Une chaîne n’est pas plus solide que son maillon le plus faible. Record battu, trophée peu enviable. Blockaid a vérifié 212 incidents de sécurité sur les six premiers mois de 2026, davantage que sur l’ensemble de l’année 2025, pour un butin cumulé supérieur à 1,1 milliard de dollars.

La sécurité crypto vit son semestre le plus attaqué jamais recensé, en nombre d’incidents s’entend, pas en montants dérobés. Car en valeur, la facture recule : 2,58 milliards de dollars s’étaient évaporés en 2025, dont 1,5 milliard sur le seul piratage de Bybit.
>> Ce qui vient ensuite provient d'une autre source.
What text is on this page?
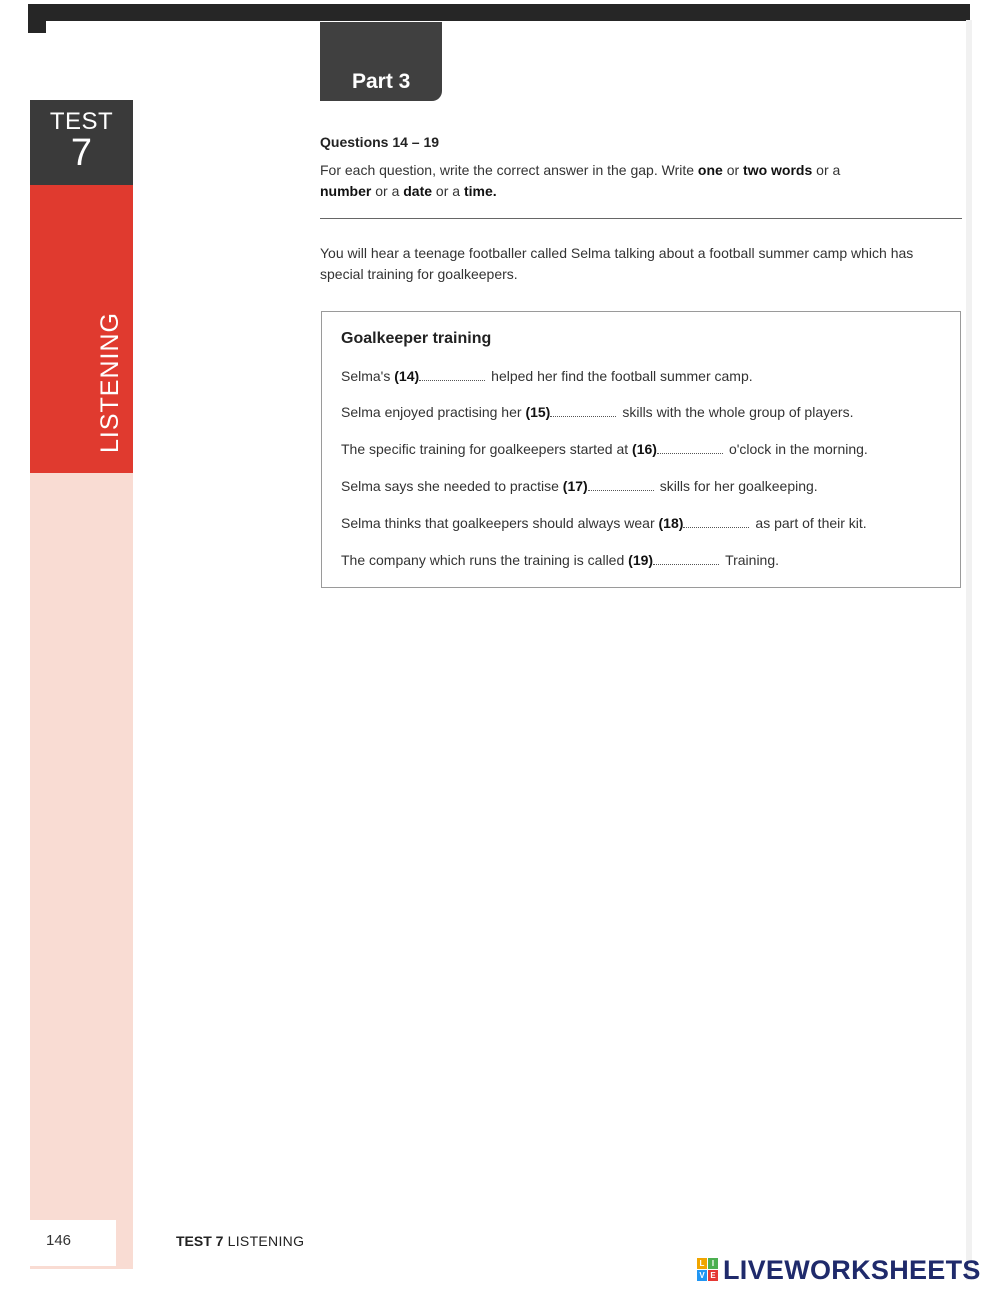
TEST
7
LISTENING
146	TEST 7 LISTENING
Part 3
Questions 14 – 19
For each question, write the correct answer in the gap. Write one or two words or a
number or a date or a time.
You will hear a teenage footballer called Selma talking about a football summer camp which has special training for goalkeepers.
Goalkeeper training
Selma's (14)	helped her find the football summer camp.
Selma enjoyed practising her (15)	skills with the whole group of players.
The specific training for goalkeepers started at (16)	o'clock in the morning.
Selma says she needed to practise (17)	skills for her goalkeeping.
Selma thinks that goalkeepers should always wear (18)	as part of their kit.
The company which runs the training is called (19)	Training.
L I
V E LIVEWORKSHEETS
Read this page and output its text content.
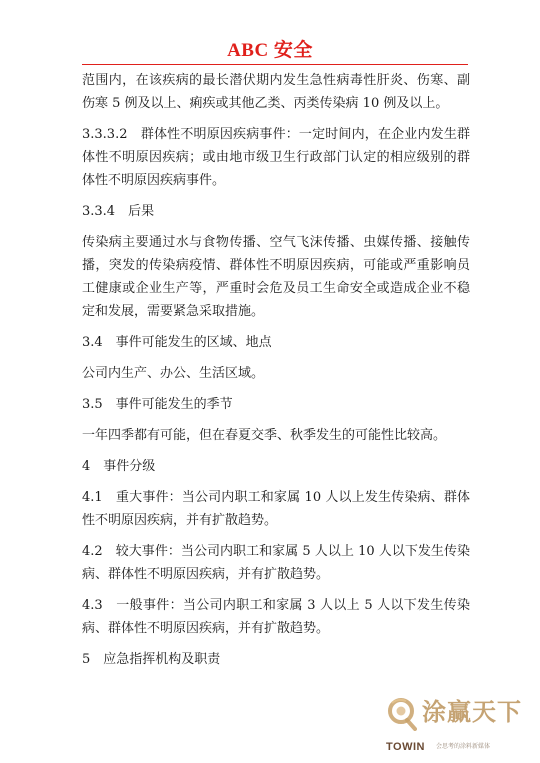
ABC 安全

范围内，在该疾病的最长潜伏期内发生急性病毒性肝炎、伤寒、副伤寒 5 例及以上、痢疾或其他乙类、丙类传染病 10 例及以上。

3.3.3.2　群体性不明原因疾病事件：一定时间内，在企业内发生群体性不明原因疾病；或由地市级卫生行政部门认定的相应级别的群体性不明原因疾病事件。

3.3.4　后果

传染病主要通过水与食物传播、空气飞沫传播、虫媒传播、接触传播，突发的传染病疫情、群体性不明原因疾病，可能或严重影响员工健康或企业生产等，严重时会危及员工生命安全或造成企业不稳定和发展，需要紧急采取措施。

3.4　事件可能发生的区域、地点

公司内生产、办公、生活区域。

3.5　事件可能发生的季节

一年四季都有可能，但在春夏交季、秋季发生的可能性比较高。

4　事件分级

4.1　重大事件：当公司内职工和家属 10 人以上发生传染病、群体性不明原因疾病，并有扩散趋势。

4.2　较大事件：当公司内职工和家属 5 人以上 10 人以下发生传染病、群体性不明原因疾病，并有扩散趋势。

4.3　一般事件：当公司内职工和家属 3 人以上 5 人以下发生传染病、群体性不明原因疾病，并有扩散趋势。

5　应急指挥机构及职责

涂赢天下
TOWIN 会思考的涂料新媒体
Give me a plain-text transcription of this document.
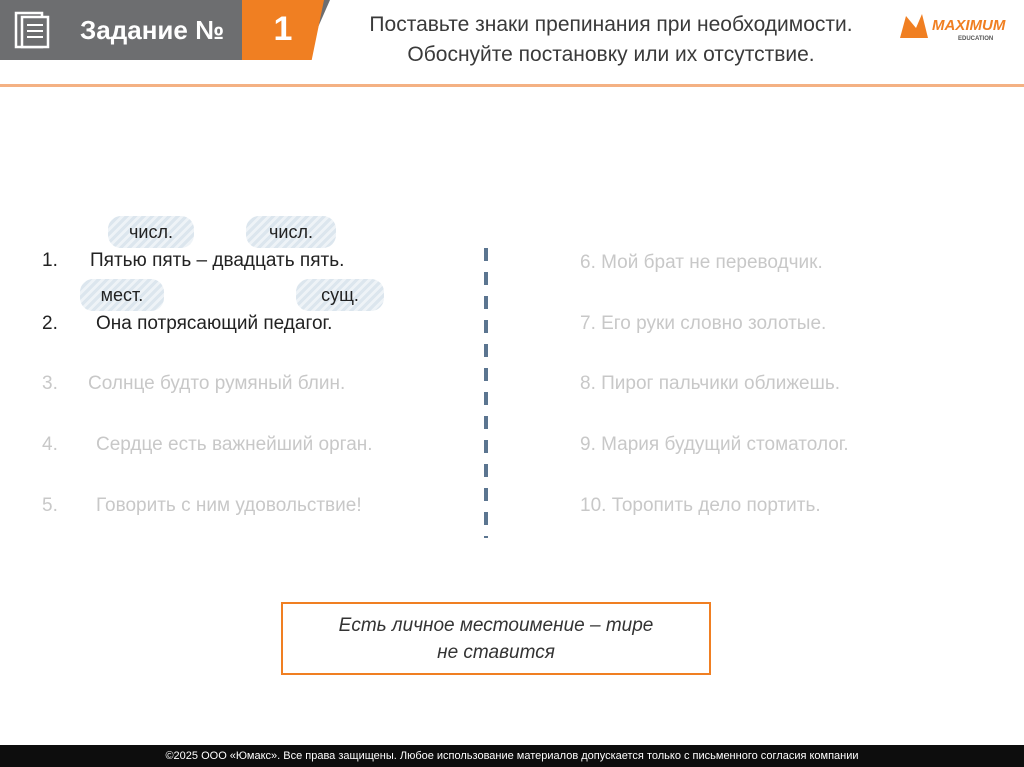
Задание №	1	Поставьте знаки препинания при необходимости.
Обоснуйте постановку или их отсутствие.
MAXIMUM
EDUCATION
числ.	числ.
мест.	сущ.
1. Пятью пять – двадцать пять.
2. Она потрясающий педагог.
3. Солнце будто румяный блин.
4. Сердце есть важнейший орган.
5. Говорить с ним удовольствие!
6. Мой брат не переводчик.
7. Его руки словно золотые.
8. Пирог пальчики оближешь.
9. Мария будущий стоматолог.
10. Торопить дело портить.
Есть личное местоимение – тире
не ставится
©2025 ООО «Юмакс». Все права защищены. Любое использование материалов допускается только с письменного согласия компании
Les attaquants frappent donc plus souvent, mais repartent avec moins à chaque coup.

Les points clés de cet article :

  • Blockaid a vérifié un nombre record de 212 incidents de sécurité au premier semestre 2026, surpassant le total de 2025, mais avec un butin moindre de plus de 1 milliard de dollars.
  • Environ 55 % des vols ont été attribués à des acteurs nord-coréens, ciblant principalement Drift et KelpDAO, sans exploiter de failles de smart contract.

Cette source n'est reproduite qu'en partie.